BALTIMORE, Maryland — All day long, 5 On Your Side Investigators have been fighting for answers to your social Security questions all while visiting our nation’s capitol. Prior to coming to D.C., we tried to get an on-camera interview with the top people at SSA. We called. We emailed. They declined. So, we printed your concerns and took them straight to the SSA building in Baltimore.

“I’m Jonathan Walsh from News 5 up in Cleveland. I’m here to interview somebody about the concerns our viewers have,” we told the security staff that stopped us at the front doors. We were trying to help the agency to understand the problems that are happening. SSA refused to send anyone down to talk to us. We were then kicked out. “We’re just trying to get answers for the folks who keep contacting us,” we told them, but it made no difference.
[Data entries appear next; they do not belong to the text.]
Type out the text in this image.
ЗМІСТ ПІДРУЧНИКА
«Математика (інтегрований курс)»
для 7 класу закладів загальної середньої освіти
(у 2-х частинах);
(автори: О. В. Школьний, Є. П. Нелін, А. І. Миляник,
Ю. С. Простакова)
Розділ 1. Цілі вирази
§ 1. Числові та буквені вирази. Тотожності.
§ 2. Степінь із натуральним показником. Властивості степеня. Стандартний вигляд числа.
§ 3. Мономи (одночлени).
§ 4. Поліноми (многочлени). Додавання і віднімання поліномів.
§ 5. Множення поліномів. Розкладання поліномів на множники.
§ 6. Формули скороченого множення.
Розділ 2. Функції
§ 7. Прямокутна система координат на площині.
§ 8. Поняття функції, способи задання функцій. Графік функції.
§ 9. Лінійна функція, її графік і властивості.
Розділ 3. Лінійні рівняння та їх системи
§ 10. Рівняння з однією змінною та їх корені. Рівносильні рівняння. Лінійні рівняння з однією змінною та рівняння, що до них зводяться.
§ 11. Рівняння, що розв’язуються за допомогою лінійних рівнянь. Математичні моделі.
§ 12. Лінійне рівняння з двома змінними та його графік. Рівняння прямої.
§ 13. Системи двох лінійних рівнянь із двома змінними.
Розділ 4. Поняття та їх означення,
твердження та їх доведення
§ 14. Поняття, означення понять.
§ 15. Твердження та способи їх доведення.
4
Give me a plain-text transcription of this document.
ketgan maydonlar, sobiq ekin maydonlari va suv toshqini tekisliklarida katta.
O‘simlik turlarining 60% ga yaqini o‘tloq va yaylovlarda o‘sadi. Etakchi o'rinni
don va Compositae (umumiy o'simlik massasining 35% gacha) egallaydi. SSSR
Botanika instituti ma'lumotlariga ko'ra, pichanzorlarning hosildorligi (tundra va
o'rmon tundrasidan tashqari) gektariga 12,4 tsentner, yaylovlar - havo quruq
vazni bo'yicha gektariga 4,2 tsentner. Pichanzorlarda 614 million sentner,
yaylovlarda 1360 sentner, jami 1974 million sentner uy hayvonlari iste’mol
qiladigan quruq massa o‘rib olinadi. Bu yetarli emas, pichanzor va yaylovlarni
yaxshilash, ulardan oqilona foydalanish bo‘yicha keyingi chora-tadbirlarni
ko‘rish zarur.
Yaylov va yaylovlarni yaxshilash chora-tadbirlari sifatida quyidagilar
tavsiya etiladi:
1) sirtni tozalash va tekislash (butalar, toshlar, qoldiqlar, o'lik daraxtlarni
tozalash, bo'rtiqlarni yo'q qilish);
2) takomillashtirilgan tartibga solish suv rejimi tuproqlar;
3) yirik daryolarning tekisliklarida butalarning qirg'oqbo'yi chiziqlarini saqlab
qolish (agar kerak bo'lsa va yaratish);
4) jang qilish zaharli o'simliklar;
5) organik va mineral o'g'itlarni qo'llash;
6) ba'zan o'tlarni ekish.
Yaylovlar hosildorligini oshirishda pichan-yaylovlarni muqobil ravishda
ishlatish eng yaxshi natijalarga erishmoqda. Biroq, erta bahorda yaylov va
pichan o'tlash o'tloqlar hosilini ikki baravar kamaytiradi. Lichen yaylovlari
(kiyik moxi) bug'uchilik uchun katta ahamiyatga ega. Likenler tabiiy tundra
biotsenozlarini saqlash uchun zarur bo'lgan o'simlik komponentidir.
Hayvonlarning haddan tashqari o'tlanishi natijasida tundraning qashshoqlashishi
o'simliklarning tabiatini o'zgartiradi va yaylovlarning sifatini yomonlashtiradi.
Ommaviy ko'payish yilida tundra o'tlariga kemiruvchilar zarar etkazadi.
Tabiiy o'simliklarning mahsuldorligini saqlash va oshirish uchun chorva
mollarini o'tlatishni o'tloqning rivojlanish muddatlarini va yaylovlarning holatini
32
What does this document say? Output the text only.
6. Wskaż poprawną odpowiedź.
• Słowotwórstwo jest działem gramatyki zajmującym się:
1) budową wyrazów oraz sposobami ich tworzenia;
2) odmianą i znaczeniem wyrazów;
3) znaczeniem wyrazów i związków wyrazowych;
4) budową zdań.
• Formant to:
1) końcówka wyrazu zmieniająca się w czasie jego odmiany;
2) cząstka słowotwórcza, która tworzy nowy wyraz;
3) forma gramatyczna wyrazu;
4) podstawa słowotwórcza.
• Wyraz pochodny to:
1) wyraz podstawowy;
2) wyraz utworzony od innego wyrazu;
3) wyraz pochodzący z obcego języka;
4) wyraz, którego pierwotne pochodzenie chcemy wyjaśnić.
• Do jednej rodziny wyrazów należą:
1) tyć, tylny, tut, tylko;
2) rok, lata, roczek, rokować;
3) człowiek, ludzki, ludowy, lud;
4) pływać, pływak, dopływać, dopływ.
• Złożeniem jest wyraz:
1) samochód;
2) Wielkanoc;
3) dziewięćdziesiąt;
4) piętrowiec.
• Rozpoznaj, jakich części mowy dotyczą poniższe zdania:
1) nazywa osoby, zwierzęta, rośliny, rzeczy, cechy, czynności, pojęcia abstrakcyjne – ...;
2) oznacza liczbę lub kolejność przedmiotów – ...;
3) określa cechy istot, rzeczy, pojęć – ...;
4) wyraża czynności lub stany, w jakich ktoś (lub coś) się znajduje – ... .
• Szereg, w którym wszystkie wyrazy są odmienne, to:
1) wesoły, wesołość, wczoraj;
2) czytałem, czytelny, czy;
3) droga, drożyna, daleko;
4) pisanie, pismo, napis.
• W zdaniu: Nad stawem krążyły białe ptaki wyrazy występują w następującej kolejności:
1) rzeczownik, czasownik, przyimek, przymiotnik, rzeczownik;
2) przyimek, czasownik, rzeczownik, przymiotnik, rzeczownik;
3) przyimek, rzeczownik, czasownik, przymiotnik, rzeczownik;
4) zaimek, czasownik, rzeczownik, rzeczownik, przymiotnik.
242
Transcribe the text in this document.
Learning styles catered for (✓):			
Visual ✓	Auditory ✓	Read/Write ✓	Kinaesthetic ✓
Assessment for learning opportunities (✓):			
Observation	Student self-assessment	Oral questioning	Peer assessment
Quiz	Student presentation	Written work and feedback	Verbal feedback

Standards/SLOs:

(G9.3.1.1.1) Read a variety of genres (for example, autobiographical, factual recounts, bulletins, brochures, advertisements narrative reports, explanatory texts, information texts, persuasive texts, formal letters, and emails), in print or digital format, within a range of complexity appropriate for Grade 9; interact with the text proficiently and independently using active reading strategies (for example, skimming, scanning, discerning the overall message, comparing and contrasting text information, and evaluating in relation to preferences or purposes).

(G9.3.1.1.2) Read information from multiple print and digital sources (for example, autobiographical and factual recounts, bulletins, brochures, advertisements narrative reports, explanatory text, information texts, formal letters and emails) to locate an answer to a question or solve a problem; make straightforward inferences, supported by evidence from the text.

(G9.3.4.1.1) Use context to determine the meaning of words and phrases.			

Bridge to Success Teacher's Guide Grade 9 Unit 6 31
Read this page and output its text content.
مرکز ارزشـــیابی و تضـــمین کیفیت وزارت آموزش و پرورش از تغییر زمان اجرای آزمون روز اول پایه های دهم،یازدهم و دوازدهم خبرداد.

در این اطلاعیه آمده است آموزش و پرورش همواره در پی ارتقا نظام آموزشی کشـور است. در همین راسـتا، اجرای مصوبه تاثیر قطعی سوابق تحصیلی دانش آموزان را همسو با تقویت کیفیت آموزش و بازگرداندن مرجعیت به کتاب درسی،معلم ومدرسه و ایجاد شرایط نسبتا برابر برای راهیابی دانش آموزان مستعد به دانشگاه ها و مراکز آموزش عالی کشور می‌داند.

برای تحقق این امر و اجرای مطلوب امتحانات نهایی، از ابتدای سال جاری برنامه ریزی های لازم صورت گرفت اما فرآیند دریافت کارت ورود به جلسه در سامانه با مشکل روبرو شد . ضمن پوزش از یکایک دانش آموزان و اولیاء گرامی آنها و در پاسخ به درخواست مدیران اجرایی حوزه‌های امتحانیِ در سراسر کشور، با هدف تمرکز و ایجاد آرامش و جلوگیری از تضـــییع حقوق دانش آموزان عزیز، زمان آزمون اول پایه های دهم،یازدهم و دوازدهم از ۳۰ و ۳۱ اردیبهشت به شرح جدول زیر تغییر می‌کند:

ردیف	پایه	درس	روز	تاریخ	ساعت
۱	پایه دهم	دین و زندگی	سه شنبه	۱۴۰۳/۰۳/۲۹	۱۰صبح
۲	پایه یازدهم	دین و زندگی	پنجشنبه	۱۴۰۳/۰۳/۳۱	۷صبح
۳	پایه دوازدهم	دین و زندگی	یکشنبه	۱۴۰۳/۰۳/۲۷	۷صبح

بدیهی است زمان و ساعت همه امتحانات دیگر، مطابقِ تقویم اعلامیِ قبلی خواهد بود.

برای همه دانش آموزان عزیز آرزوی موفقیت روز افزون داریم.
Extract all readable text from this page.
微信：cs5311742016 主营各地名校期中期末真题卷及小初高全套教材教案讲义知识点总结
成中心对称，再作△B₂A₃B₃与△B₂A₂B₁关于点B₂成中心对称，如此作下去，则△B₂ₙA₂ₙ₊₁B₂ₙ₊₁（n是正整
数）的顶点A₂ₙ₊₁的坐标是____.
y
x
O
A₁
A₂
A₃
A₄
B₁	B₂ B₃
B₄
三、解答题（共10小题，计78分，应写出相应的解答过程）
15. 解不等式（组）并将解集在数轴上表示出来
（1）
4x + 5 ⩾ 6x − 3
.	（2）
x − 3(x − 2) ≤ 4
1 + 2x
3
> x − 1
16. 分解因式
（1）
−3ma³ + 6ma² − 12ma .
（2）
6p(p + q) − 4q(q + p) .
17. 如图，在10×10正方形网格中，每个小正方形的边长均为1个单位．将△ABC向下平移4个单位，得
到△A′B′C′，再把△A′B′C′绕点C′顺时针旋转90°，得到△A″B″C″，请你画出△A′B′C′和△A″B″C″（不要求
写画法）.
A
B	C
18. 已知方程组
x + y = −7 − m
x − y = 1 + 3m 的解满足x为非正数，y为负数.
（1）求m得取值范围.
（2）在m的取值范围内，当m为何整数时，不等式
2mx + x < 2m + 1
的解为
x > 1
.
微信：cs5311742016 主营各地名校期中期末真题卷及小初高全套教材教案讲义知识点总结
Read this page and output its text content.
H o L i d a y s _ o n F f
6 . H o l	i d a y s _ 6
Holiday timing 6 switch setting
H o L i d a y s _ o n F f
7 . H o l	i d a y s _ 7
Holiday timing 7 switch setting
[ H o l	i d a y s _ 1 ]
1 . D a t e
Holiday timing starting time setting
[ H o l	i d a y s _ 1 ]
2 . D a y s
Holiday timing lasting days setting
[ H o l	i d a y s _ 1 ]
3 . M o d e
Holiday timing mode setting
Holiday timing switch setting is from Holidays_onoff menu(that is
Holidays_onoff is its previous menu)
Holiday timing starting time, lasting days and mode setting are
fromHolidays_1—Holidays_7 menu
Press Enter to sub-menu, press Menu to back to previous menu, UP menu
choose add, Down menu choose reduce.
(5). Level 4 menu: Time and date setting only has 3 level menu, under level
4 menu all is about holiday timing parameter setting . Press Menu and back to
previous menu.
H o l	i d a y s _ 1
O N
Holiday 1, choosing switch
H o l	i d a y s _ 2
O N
We then took your stories to Senator Sherrod Brown. “People are getting hurt because government isn’t doing what it should do,” said the senator. He told us he’s a strong advocate for Social Security reform. “We call the Social Security Administration often just like we call state and federal agencies to try to move something along,” he said.

We also met up with Lisa Ekman, who is the Director of Government Affairs for the National Organization of Social Security Claimants’ Representatives in Washington, D.C. “Congress often…deals with what emergency is today and they don’t do as good a job about thinking about the future,” said Ekman.

NOSSCR helps people with disabilities who need Social Security benefits, people who sometimes stand by for 600 days for certain hearings. “While they’re waiting for that, they don’t have a job. They run out of money. We see they become homeless,” she explained.

Ekman said SSA is run very efficiently. “The administrative costs are about 1% of the benefits paid out. I’d put that up against any government agency, any company…that really low administrative costs.” But, she said, it’s probably too low. SSA is not meeting the need. It’s too financially strapped with too much work to accomplish.